(1) When t is what value, two moving points meet for the first time.
(2) When t is what value, the area of a triangle with points P, Q and C as its vertices is 8√3 during the process from departure to first encounter? Friendly reminder: the right side of a right triangle with a 30-degree angle is equal to half of the hypotenuse.
2. As shown in the figure, in the rectangular ABCD, AB=4cm, BC=8cm, the moving point M starts from point D and moves along the dashed line DCBAD at a speed of 2cm/s, while the moving point N starts from point D and moves along the dashed line DABCD at a speed of1cm/s..
(1) If the moving points m and n start at the same time, how many seconds will they intersect at two points?
(2) If point E is on a straight line BC, BE=2cm, moving points M and N start at the same time and stop moving when they meet, then when point M moves for a few seconds, it can just form a parallelogram with points A, E and N?
Answer:
(1) solution: according to the meaning of the question, 2t= 10+ 10+t,
Solution: t=20,
A: When t is 20, the two moving points meet for the first time.
(2) Solution: △ABC is an equilateral triangle with a side length of 10cm.
∴∠C=60,
There are four situations: ① As shown in figure 1, q is QH⊥BC in H.
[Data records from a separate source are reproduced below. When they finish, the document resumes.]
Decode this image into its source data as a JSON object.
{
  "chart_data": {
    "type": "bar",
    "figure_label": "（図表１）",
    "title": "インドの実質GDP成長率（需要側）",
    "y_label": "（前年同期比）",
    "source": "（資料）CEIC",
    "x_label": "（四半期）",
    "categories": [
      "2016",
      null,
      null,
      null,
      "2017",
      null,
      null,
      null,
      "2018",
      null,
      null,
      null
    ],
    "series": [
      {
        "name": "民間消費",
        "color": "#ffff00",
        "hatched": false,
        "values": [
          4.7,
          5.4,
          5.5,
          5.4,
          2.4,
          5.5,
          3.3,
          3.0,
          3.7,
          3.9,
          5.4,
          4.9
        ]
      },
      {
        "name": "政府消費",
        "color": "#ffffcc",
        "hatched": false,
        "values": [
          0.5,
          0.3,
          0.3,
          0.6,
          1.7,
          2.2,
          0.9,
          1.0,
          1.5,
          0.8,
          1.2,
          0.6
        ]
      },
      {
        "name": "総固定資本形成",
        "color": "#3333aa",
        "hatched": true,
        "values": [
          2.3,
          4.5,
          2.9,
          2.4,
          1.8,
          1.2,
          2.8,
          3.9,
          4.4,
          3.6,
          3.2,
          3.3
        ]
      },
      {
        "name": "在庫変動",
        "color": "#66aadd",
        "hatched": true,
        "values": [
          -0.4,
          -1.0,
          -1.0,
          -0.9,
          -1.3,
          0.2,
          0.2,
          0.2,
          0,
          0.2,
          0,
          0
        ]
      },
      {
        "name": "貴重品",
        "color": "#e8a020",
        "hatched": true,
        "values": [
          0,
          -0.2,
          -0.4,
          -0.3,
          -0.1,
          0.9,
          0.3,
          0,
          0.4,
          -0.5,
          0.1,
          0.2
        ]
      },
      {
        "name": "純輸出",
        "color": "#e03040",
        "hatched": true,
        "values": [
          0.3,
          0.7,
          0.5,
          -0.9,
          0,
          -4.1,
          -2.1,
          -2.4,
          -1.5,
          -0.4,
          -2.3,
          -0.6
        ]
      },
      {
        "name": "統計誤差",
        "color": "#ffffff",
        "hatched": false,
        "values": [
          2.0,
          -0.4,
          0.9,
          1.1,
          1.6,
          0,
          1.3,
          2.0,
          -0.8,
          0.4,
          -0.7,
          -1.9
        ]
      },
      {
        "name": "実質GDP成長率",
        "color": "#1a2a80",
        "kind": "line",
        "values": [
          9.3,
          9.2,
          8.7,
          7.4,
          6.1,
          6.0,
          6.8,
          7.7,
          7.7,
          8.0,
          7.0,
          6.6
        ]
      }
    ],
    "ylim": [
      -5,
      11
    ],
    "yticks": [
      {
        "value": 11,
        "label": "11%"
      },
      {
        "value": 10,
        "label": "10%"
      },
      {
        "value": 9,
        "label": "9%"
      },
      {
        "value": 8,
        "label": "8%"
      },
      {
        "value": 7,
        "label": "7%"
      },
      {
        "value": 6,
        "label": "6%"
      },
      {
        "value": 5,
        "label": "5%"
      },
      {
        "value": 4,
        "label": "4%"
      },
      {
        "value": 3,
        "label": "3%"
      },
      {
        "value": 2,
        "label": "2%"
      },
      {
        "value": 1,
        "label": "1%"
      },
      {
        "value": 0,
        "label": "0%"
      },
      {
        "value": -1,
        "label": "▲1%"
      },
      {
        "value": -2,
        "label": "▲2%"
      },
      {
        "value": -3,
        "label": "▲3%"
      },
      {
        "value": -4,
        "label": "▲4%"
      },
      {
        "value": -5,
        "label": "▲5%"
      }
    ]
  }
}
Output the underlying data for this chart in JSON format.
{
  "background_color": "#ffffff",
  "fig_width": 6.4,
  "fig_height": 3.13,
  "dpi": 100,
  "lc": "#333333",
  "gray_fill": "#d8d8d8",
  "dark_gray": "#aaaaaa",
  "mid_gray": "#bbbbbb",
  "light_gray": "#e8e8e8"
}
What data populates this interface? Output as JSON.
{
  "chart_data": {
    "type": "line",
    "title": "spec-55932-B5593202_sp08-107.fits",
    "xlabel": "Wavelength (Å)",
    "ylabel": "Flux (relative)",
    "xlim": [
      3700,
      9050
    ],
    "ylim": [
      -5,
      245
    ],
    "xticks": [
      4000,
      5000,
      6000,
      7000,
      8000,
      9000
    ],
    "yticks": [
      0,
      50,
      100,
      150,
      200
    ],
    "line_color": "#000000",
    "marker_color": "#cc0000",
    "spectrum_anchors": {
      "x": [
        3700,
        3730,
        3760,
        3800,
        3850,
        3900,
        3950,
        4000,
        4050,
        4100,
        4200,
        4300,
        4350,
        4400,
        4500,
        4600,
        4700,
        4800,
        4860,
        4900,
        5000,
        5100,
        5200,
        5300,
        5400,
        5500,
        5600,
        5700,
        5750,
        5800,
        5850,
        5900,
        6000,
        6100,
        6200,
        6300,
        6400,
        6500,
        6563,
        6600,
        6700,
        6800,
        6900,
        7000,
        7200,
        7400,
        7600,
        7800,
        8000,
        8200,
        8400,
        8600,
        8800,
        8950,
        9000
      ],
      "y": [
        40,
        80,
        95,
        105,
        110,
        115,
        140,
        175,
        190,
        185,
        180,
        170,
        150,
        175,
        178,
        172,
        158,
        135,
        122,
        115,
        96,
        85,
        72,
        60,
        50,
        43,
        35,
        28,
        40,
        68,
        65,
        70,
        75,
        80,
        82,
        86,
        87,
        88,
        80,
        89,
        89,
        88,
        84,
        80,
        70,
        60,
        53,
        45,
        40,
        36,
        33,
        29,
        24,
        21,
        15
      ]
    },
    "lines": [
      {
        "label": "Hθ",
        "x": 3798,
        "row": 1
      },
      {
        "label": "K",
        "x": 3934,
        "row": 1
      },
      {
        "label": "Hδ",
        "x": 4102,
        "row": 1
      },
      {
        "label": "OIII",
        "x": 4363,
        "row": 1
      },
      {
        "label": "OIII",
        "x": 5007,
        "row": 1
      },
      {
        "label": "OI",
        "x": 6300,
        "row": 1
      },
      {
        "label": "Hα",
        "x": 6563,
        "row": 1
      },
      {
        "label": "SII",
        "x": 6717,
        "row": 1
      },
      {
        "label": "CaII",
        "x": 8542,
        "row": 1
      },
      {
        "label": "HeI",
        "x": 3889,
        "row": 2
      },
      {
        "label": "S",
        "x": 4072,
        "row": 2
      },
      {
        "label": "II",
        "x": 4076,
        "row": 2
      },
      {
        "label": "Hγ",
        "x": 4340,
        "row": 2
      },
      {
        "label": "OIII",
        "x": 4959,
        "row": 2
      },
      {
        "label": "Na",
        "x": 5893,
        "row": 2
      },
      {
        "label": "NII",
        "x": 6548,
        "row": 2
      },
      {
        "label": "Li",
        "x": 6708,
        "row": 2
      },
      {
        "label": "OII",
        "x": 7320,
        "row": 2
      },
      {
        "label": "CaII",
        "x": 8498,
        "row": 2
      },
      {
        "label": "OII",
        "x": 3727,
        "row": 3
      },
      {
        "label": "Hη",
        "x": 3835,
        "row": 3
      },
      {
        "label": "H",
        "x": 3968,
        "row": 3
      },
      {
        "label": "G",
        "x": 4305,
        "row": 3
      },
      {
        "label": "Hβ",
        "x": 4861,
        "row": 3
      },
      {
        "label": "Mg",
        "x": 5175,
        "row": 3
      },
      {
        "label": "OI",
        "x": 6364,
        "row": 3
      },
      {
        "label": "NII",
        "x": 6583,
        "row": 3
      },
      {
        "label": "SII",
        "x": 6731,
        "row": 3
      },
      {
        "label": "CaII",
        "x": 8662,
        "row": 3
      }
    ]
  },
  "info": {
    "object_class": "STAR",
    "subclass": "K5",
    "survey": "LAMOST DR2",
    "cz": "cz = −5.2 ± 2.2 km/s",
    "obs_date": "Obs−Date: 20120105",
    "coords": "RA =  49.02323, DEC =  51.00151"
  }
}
CQ=2t, ∠ hqc = 30, CH=t, which is obtained from Pythagorean theorem: qh = $ \ sqrt {3} $ t.
From the triangle area formula: $ \ frac {1} {2} $ (10-t)? $\sqrt{3}$t=8$\sqrt{3}$,
Solution: t=2, t=8 (truncation);
② As shown in Figure 2,
BQ=20-2t,BH= 10-t,QH=( 10-t)$\sqrt{3}$,
According to the triangle area formula: $ \ frac {1} {2} $ (10-t) $ \ sqrt {3} $ t = 8 $ \ sqrt {3} $,
Solution: t=2 or t=8,
When t=2, q is on AC, and it is discarded.
∴t=8;
③ As shown in Figure 3, QH⊥AC is in H, CP=t- 10, AQ=2t- 10, AH=t-5, QH=(t-5)$\sqrt{3}$,
∴$\frac{ 1}{2}$(t- 10)(t-5)$\sqrt{3}$=8$\sqrt{3}$
This equation has no solution;
④ As shown in Figure 4: CQ = 30-2t, CP=t- 10, CH = $ \ frac {1} {2} $ (t-10), and pH = $ \ frac {\ sqrt {3.
∴$\frac{ 1}{2}$(30-2t)? $ \ frac { \ sqrt { 3 } } { 2 } $(t- 10)= 8 $ \ sqrt { 3 } $,
Solution: t=$\frac{25+\sqrt{89}}{2}$ or t=$\frac{25-\sqrt{89}}{2}$,
Q is not on BC at this time, so it is not appropriate to give up;
The value of ∴t is 8, 2,
A: During the period from departure to the first encounter, when t is 8 and 2, the area of the triangle with points P, Q and C as its vertices is 8$\sqrt{3}$cm2.
2. Solution: (1) If two points meet in t seconds, there is t+2t=24.
The solution is t = 8.
A: In 8 seconds, we will meet at 2 o'clock. (4 points)
(2) According to (1), point N always moves on AD, so when point M moves to the side of BC, points A, E, M and N can form a parallelogram.
Suppose that after x seconds, four points can form a parallelogram. There are two situations: (1 min)
(1) x-(2x-4) = 2, x=2, (4 points).
②2x-6-4=8-x, x=6, (4 points)
A: In the second or sixth second, points A, E, M and N form a parallelogram.